A bandit shot and killed a minibus driver for his gold chain on Monday afternoon at Grove Public Road, East Bank Deme-rara, then managed to escape after a soldier in the area tried to apprehend him.
Beepat Taijram, 28, of Lot 55 Albouys Street, Albouystown, was attack-ed in his minibus by two bandits who had boarded as passengers.
The attack occurred around 2:30pm aboard the Route 42 bus.
Stabroek News was told that one of the bandits shot Taijram in the back and the wounded man then tried to escape. By this time, the other bandit reportedly scampered off.
“All ya here, is plie, plie, plie,” one eyewitness said. “I was in the hammock sleeping when I heard the shots start fire and the conductor run into the church yard,” the man recounted.
He said the bus had stopped at Campbell Street and the gunshots woke him. The man saw Taijram shot dead in front of the Grove Full Gospel Fellowship Church.
Taijram, according to the witness, had already been shot when he disembarked the bus and he was trying to escape but the bandit shadowed him. At the same time, he added, the bandit was oblivious to a soldier’s vehicle that was parked behind the bus. The man said the soldier fired several shots at the gunman but didn’t hit him.
He said the bandit hovered over the injured Taijram, snatched his gold chain and sprayed his body with bullets before he dashed through Campbell Street.
He said the soldier ran behind the bandit but he was unable to apprehend him. The soldier then moved back to his car and drove through the street. But the bandit was long gone. “A bus man come and collect the man, fi carry he to the hospital, but the man de done dead,” the man said. “Is teenagers them man look like,” he added, referring to the two bandits.
Another eyewitness said the minibus driver was shot to the right part of his abdomen. The man said the bandit snatched the driver’s chain after he collapsed on the road. The driver then put his hand up in the air begging the bandit not to kill him. But he was shot several times. “The man had on a fat gold chain,” he said. “If you see people start run, when bullets start fire,” he added.
Later in the night, a carload of policemen went to scour the area but they did not find the bandit.
Another witness said it is hoped that the church’s security cameras may be able to identify the bandit.
Praymwattie Taijram, the dead man’s grieving mother, said, “I don’t think any mother could have a loving son like that.” She said the bandit should have just taken whatever he wanted and not killed her son.

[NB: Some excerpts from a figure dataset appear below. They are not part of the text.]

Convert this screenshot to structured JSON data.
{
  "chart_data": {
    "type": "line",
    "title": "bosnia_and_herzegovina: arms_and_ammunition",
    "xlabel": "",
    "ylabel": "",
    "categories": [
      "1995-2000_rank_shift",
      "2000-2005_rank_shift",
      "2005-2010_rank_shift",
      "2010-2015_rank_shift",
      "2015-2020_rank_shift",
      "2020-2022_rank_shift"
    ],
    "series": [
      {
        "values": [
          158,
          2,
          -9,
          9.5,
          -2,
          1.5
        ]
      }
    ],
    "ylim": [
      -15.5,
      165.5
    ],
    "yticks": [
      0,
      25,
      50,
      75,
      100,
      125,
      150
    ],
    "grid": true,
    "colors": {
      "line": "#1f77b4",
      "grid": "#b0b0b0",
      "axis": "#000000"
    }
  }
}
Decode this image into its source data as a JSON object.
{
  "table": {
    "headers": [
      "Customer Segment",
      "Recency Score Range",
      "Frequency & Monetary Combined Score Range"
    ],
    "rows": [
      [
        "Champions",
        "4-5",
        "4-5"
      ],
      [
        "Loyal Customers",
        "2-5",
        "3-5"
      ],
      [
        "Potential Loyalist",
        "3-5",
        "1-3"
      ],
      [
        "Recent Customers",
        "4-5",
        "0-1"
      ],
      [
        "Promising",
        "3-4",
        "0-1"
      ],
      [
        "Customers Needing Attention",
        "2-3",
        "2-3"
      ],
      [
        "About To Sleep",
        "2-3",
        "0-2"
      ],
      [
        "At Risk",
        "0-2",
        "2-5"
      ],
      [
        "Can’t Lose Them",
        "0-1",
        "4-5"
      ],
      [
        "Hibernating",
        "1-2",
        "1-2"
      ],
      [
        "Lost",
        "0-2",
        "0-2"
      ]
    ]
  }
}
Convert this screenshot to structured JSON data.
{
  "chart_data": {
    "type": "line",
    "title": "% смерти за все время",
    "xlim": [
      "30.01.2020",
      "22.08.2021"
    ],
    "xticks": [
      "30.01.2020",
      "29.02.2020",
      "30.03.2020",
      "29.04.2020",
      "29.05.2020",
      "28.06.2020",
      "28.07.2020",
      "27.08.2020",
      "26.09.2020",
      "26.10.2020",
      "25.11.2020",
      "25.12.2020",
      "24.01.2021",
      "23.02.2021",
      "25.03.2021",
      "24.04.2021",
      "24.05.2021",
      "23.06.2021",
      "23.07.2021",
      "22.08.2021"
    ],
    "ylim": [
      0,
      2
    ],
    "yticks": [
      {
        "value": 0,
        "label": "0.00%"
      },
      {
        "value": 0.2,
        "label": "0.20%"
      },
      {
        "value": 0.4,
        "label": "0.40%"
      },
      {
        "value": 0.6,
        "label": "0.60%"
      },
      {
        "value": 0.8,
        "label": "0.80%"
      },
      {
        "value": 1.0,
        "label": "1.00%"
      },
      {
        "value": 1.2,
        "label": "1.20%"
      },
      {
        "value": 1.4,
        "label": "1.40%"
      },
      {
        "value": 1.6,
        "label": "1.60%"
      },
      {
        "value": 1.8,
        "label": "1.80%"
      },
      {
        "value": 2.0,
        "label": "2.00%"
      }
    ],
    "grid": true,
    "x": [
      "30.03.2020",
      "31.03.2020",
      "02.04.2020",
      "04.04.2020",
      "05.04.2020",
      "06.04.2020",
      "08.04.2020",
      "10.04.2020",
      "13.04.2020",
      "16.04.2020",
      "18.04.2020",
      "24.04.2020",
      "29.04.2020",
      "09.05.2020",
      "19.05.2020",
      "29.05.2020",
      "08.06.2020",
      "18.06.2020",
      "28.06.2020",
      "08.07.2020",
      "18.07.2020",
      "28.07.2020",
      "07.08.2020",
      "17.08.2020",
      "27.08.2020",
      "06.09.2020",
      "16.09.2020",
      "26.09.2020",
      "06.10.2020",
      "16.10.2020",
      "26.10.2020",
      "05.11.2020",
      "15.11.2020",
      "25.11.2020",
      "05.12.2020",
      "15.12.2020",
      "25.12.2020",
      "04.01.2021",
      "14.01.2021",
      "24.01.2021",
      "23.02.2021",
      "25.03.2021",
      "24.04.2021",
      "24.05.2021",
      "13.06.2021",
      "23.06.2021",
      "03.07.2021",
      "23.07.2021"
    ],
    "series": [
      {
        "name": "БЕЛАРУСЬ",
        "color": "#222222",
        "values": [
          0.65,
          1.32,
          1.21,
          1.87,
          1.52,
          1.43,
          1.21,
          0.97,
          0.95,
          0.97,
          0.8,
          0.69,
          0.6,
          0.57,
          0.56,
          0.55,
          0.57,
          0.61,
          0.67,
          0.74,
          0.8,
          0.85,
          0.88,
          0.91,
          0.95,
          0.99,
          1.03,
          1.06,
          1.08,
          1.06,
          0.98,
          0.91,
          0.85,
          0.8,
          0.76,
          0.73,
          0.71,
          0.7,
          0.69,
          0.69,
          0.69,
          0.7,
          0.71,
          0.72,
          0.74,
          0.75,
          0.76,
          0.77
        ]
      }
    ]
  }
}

Taijram’s wife, Romene Ankase, said someone used her husband’s phone to call her. She said the person told her that he was in an accident. The woman learned of her husband’s fate when she reached the East Bank Demerara Hospital.
She remembered him as a good and loving husband. The two shared a four-year-old son.
Taijram, who started operating the bus two years ago, was a former policeman.